Por que estamos vivos? Existe algum momento para se entregar? Lançando a todo instante perguntas existenciais e desabafos em formas de reflexões, hipnotizando o público com palavras carregadas de múltiplos sentidos, o curta-metragem A arte de morrer ou Marta Díptero Braquícero, adaptado de um conto de Bruno Ribeiro, apresenta de maneira criativa suas fascinantes estranhezas e abre um convite para que os espectadores reflitam sobre a vida e a morte.
Um cliente (Luiz
Carlos Vasconcelos) divaga sobre a antítese mais famosa de todo ciclo
vital. Logo, se junta a ele uma garçonete (Ingrid
Trigueiro), e assim os dois conversam sobre questões da existência após uma
mosca se entregar à morte num prato de bife com batata frita - episódio que
chama a atenção de um dos personagens, esse também narrador, que quebra a quarta
parede nos envolvendo em pensamentos antes distantes, mas que ganham vida
quando o marasmo da existência desperta a necessidade de contemplações.

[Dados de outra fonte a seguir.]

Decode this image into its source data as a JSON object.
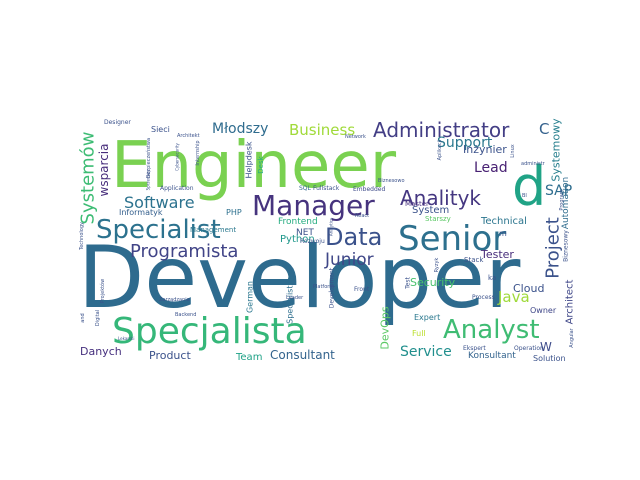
{
  "cloud": {
    "words": [
      {
        "text": "Developer",
        "color": "#2e6b8e",
        "vertical": false
      },
      {
        "text": "Engineer",
        "color": "#7ad151",
        "vertical": false
      },
      {
        "text": "Specjalista",
        "color": "#35b779",
        "vertical": false
      },
      {
        "text": "d",
        "color": "#20a386",
        "vertical": false
      },
      {
        "text": "Manager",
        "color": "#46337e",
        "vertical": false
      },
      {
        "text": "Senior",
        "color": "#2d708e",
        "vertical": false
      },
      {
        "text": "Specialist",
        "color": "#2c728e",
        "vertical": false
      },
      {
        "text": "Analyst",
        "color": "#3fbc73",
        "vertical": false
      },
      {
        "text": "Data",
        "color": "#3b528b",
        "vertical": false
      },
      {
        "text": "Administrator",
        "color": "#433e85",
        "vertical": false
      },
      {
        "text": "Programista",
        "color": "#414487",
        "vertical": false
      },
      {
        "text": "Analityk",
        "color": "#453781",
        "vertical": false
      },
      {
        "text": "Software",
        "color": "#2c728e",
        "vertical": false
      },
      {
        "text": "Project",
        "color": "#3b528b",
        "vertical": true
      },
      {
        "text": "Junior",
        "color": "#3f4788",
        "vertical": false
      },
      {
        "text": "Business",
        "color": "#a0da39",
        "vertical": false
      },
      {
        "text": "Młodszy",
        "color": "#2f6c8e",
        "vertical": false
      },
      {
        "text": "Java",
        "color": "#9fda3a",
        "vertical": false
      },
      {
        "text": "Service",
        "color": "#218f8d",
        "vertical": false
      },
      {
        "text": "Consultant",
        "color": "#33638d",
        "vertical": false
      },
      {
        "text": "Systemów",
        "color": "#3dbc74",
        "vertical": true
      },
      {
        "text": "Support",
        "color": "#2a788e",
        "vertical": false
      },
      {
        "text": "Lead",
        "color": "#482173",
        "vertical": false
      },
      {
        "text": "SAP",
        "color": "#2e6d8e",
        "vertical": false
      },
      {
        "text": "Product",
        "color": "#3b528b",
        "vertical": false
      },
      {
        "text": "Danych",
        "color": "#46307e",
        "vertical": false
      },
      {
        "text": "DevOps",
        "color": "#5ac864",
        "vertical": true
      },
      {
        "text": "wsparcia",
        "color": "#472d7b",
        "vertical": true
      },
      {
        "text": "C",
        "color": "#34618d",
        "vertical": false
      },
      {
        "text": "W",
        "color": "#3e4c8a",
        "vertical": false
      },
      {
        "text": "Inżynier",
        "color": "#3b528b",
        "vertical": false
      },
      {
        "text": "Systemowy",
        "color": "#277f8e",
        "vertical": true
      },
      {
        "text": "Automation",
        "color": "#2f6c8e",
        "vertical": true
      },
      {
        "text": "Architect",
        "color": "#3f4788",
        "vertical": true
      },
      {
        "text": "Security",
        "color": "#4ac16d",
        "vertical": false
      },
      {
        "text": "Tester",
        "color": "#472c7a",
        "vertical": false
      },
      {
        "text": "Cloud",
        "color": "#3b528b",
        "vertical": false
      },
      {
        "text": "System",
        "color": "#3b528b",
        "vertical": false
      },
      {
        "text": "Technical",
        "color": "#2b758e",
        "vertical": false
      },
      {
        "text": "Team",
        "color": "#1fa287",
        "vertical": false
      },
      {
        "text": "Konsultant",
        "color": "#33638d",
        "vertical": false
      },
      {
        "text": "NET",
        "color": "#3b528b",
        "vertical": false
      },
      {
        "text": "Python",
        "color": "#1f988b",
        "vertical": false
      },
      {
        "text": "Frontend",
        "color": "#27ad81",
        "vertical": false
      },
      {
        "text": "Informatyk",
        "color": "#35608d",
        "vertical": false
      },
      {
        "text": "German",
        "color": "#2a768e",
        "vertical": true
      },
      {
        "text": "Specjalistka",
        "color": "#2e6e8e",
        "vertical": true
      },
      {
        "text": "Helpdesk",
        "color": "#3b528b",
        "vertical": true
      },
      {
        "text": "PHP",
        "color": "#2d708e",
        "vertical": false
      },
      {
        "text": "Expert",
        "color": "#2a788e",
        "vertical": false
      },
      {
        "text": "Owner",
        "color": "#3f4788",
        "vertical": false
      },
      {
        "text": "Full",
        "color": "#bade28",
        "vertical": false
      },
      {
        "text": "Solution",
        "color": "#3b528b",
        "vertical": false
      },
      {
        "text": "Sieci",
        "color": "#3b528b",
        "vertical": false
      },
      {
        "text": "Stack",
        "color": "#3b528b",
        "vertical": false
      },
      {
        "text": "Master",
        "color": "#46307e",
        "vertical": false
      },
      {
        "text": "Starszy",
        "color": "#5ac864",
        "vertical": false
      },
      {
        "text": "Management",
        "color": "#2a788e",
        "vertical": false
      },
      {
        "text": "Fullstack",
        "color": "#3b528b",
        "vertical": false
      },
      {
        "text": "SQL",
        "color": "#31688e",
        "vertical": false
      },
      {
        "text": "Rozwoju",
        "color": "#3b528b",
        "vertical": false
      },
      {
        "text": "Desk",
        "color": "#26ad81",
        "vertical": true
      },
      {
        "text": "Embedded",
        "color": "#3e4a89",
        "vertical": false
      },
      {
        "text": "Application",
        "color": "#3b528b",
        "vertical": false
      },
      {
        "text": "Designer",
        "color": "#3b528b",
        "vertical": false
      },
      {
        "text": "Architekt",
        "color": "#3b528b",
        "vertical": false
      },
      {
        "text": "Process",
        "color": "#3b528b",
        "vertical": false
      },
      {
        "text": "Operation",
        "color": "#3b528b",
        "vertical": false
      },
      {
        "text": "Ekspert",
        "color": "#3b528b",
        "vertical": false
      },
      {
        "text": "Zarządzania",
        "color": "#3b528b",
        "vertical": false
      },
      {
        "text": "Backend",
        "color": "#3b528b",
        "vertical": false
      },
      {
        "text": "Leader",
        "color": "#3b528b",
        "vertical": false
      },
      {
        "text": "Development",
        "color": "#3b528b",
        "vertical": true
      },
      {
        "text": "Front",
        "color": "#3b528b",
        "vertical": false
      },
      {
        "text": "Test",
        "color": "#3b528b",
        "vertical": true
      },
      {
        "text": "Biznesowy",
        "color": "#3b528b",
        "vertical": true
      },
      {
        "text": "Projektów",
        "color": "#3b528b",
        "vertical": true
      },
      {
        "text": "Technology",
        "color": "#3b528b",
        "vertical": true
      },
      {
        "text": "Digital",
        "color": "#3b528b",
        "vertical": true
      },
      {
        "text": "Internship",
        "color": "#3b528b",
        "vertical": true
      },
      {
        "text": "Bezpieczeństwa",
        "color": "#3b528b",
        "vertical": true
      },
      {
        "text": "Network",
        "color": "#3b528b",
        "vertical": false
      },
      {
        "text": "Linux",
        "color": "#3b528b",
        "vertical": true
      },
      {
        "text": "administr",
        "color": "#3b528b",
        "vertical": false
      },
      {
        "text": "Program",
        "color": "#3b528b",
        "vertical": true
      },
      {
        "text": "React",
        "color": "#3b528b",
        "vertical": false
      },
      {
        "text": "Angular",
        "color": "#3b528b",
        "vertical": true
      },
      {
        "text": "Platform",
        "color": "#3b528b",
        "vertical": false
      },
      {
        "text": "Biznesowo",
        "color": "#3b528b",
        "vertical": false
      },
      {
        "text": "Ryzyk",
        "color": "#3b528b",
        "vertical": true
      },
      {
        "text": "BI",
        "color": "#3b528b",
        "vertical": false
      },
      {
        "text": "ka",
        "color": "#3b528b",
        "vertical": false
      },
      {
        "text": "m",
        "color": "#3b528b",
        "vertical": false
      },
      {
        "text": "Aplikacji",
        "color": "#3b528b",
        "vertical": true
      },
      {
        "text": "and",
        "color": "#3b528b",
        "vertical": true
      },
      {
        "text": "Sprzedaży",
        "color": "#3b528b",
        "vertical": true
      },
      {
        "text": "Cybersecurity",
        "color": "#3b528b",
        "vertical": true
      },
      {
        "text": "Analytics",
        "color": "#3b528b",
        "vertical": true
      },
      {
        "text": "Lekarski",
        "color": "#3b528b",
        "vertical": false
      }
    ]
  }
}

Um cenário, uma fotografia deslumbrante – que provoca uma
experiência expressiva, sem distrações - e palavras que envolvem. Com muito
pouco, mas com uma criatividade cinematográfica que amplia todo o contexto, chegamos
rapidamente às indagações provocadas pelas ações da natureza, pela
sobrevivência e como tudo isso influencia o nosso redor. Escrito e dirigido por
Rodolpho de Barros, A arte de morrer ou
Marta Díptero Braquícero é uma pequena obra-prima que vai causar impacto
onde quer que seja exibido.
É impressionante como esse projeto fica na gente, muito além
dos seus curtos 14 minutos de projeção. Com várias portas que se abrem para
pensarmos sobre o que vemos, o que salta aos olhos são aqueles momentos de
reflexões quando estamos sozinhos - pensamentos distantes que só aparecem
quando acessamos o inconsciente, nos levando a prender nosso foco para questões
que afligem e nos fazem considerar sobre o real peso do mundo. Filmaço!